You get the notice in the mail every year. Due to a wide range of factors, etc. etc. … your health insurance premium will be going up by 13% as of next month – thank you for your business and have a great day! Fantastic. You’re now paying twice what you were paying when you got your policy five years ago. Too bad your salary hasn’t doubled in that time. So you call your agent, who helps you switch to a slightly less expensive policy (assuming you’re healthy enough to qualify) and you cross your fingers and hope that next year’s rate increase will be a little less painful. Or that you will have won the lottery by then and won’t care anyway.
So what is driving health insurance premium increases? Obviously, the health insurance companies take the brunt of policy holders’ frustration, since they’re the ones collecting the money and sending out those lovely letters every year. But what are they doing with all the extra money? Exasperated insureds might be picturing health insurance companies that are raking in monster profits, but that’s really not the case, according to Aetna CEO Ron Williams, who spoke today with the Senate Finance Committee about rising health insurance premiums. Williams cited the 6.6% profit margin reported for Aetna last year, and made the case that rising health insurance premiums are a reflection of rising health care costs, and that health insurance carriers have to raise prices in order to keep up with the escalating cost of claims.
Fair enough. But profit is defined as the amount of revenue that exceeds expenses. So how do we know that the expenses are reasonable for health insurance companies? Aetna paid Williams over $18 million last year, and $30 million the year before. Is that reasonable? Maybe, maybe not. Some people defend multi-million dollar compensation for CEOs as a necessary cost of doing business. But when families are having to decide between paying the mortgage and paying the health insurance premiums, I doubt many of them are thrilled to see 8 figure annual payouts to insurance company CEOs. Sometimes I think that big companies (not just health insurance carriers) might spend money a touch too lightly. I wonder how many people in upper management have ever said “Who cares how much the wine costs – I have an expense account!”? Are these companies really trying to lower their expenses, or is it just easier to raise premiums and carry on doing business as usual? (I should point out that Aetna is one of our favorite health insurance carriers, and one that we highly recommend to our health insurance clients in Colorado. I’m only drawing attention to Williams’ salary because he happened to be the CEO who met with lawmakers to justify health insurance premiums).

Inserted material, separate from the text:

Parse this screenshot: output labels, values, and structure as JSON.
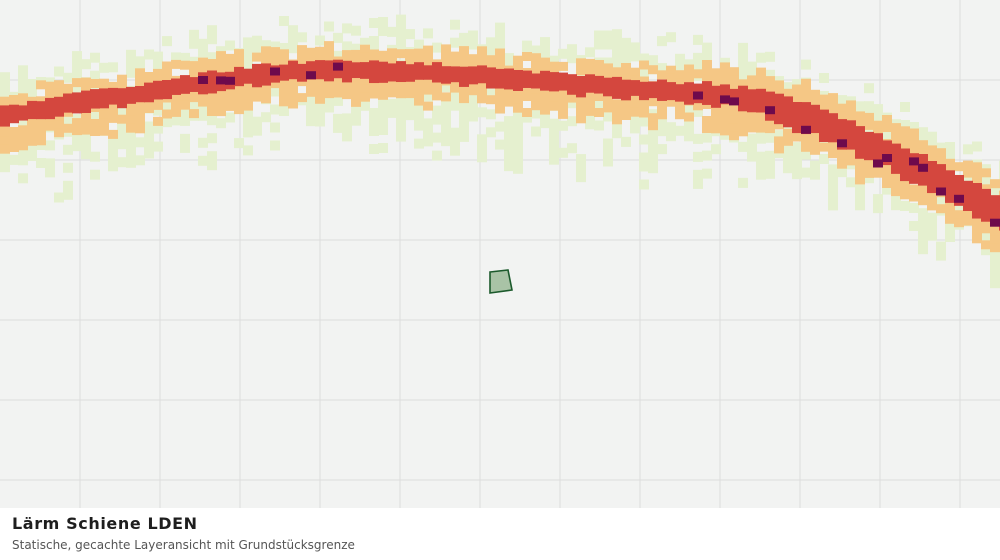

I do agree with Williams that health care costs are a huge factor in health insurance premium increases. We’re spending far more on health care than most other developed countries, and yet our overall outcomes are worse. There’s a lot more to the health care industry than health insurance. Perhaps the health insurance company profits are only a small percentage of revenue, but what about the pharmaceutical company profits (generally recognized as one of the most profitable industries in the US, with high double-digit profits year after year)? What about hospital profits? What is there to reassure us that all of the elements that make up the health care system in this country are doing everything they can to keep expenses to a minimum?
Health care is a necessity. And the health care industry is very aware of that fact. If money is tight, you might forego buying a new car or going out to dinner. But if you’re on kidney dialysis, and taking a handful of medications with every meal, you don’t really have a choice about whether to continue your treatment when the budget is lean. During economic downturns, auto manufacturers are quick to offer reduced prices, lower interest, and a wide assortment of incentives to get you to buy a car – when was the last time you saw a drug company or hospital offering incentives? Or even mentioning price at all in their advertising? The health care industry is not a free market system, even though opponents of a national health care system claim that the best thing about our current system is the free market aspect of it. There’s not enough information available to consumers to allow them to make educated choices, and even when we do try to comparison shop for health care, we’re thwarted at every turn. And the health care industry has a very captive market, since at one time or another pretty much all of us will need some level of health care. There just isn’t the incentive for the health care industry to control prices the way there is with other industries that have to work harder to attract and retain customers. Whether people want to hear it or not, this is an industry that needs more government regulation. We’ve set ourselves up for failure by allowing health care – an absolutely vital service – to be organized around thousands of private entities all vying for a chunk of a huge market, with little regulation on pricing or profits. We’ve let the fox guard the henhouse, and we wonder why things aren’t going so well for the hens.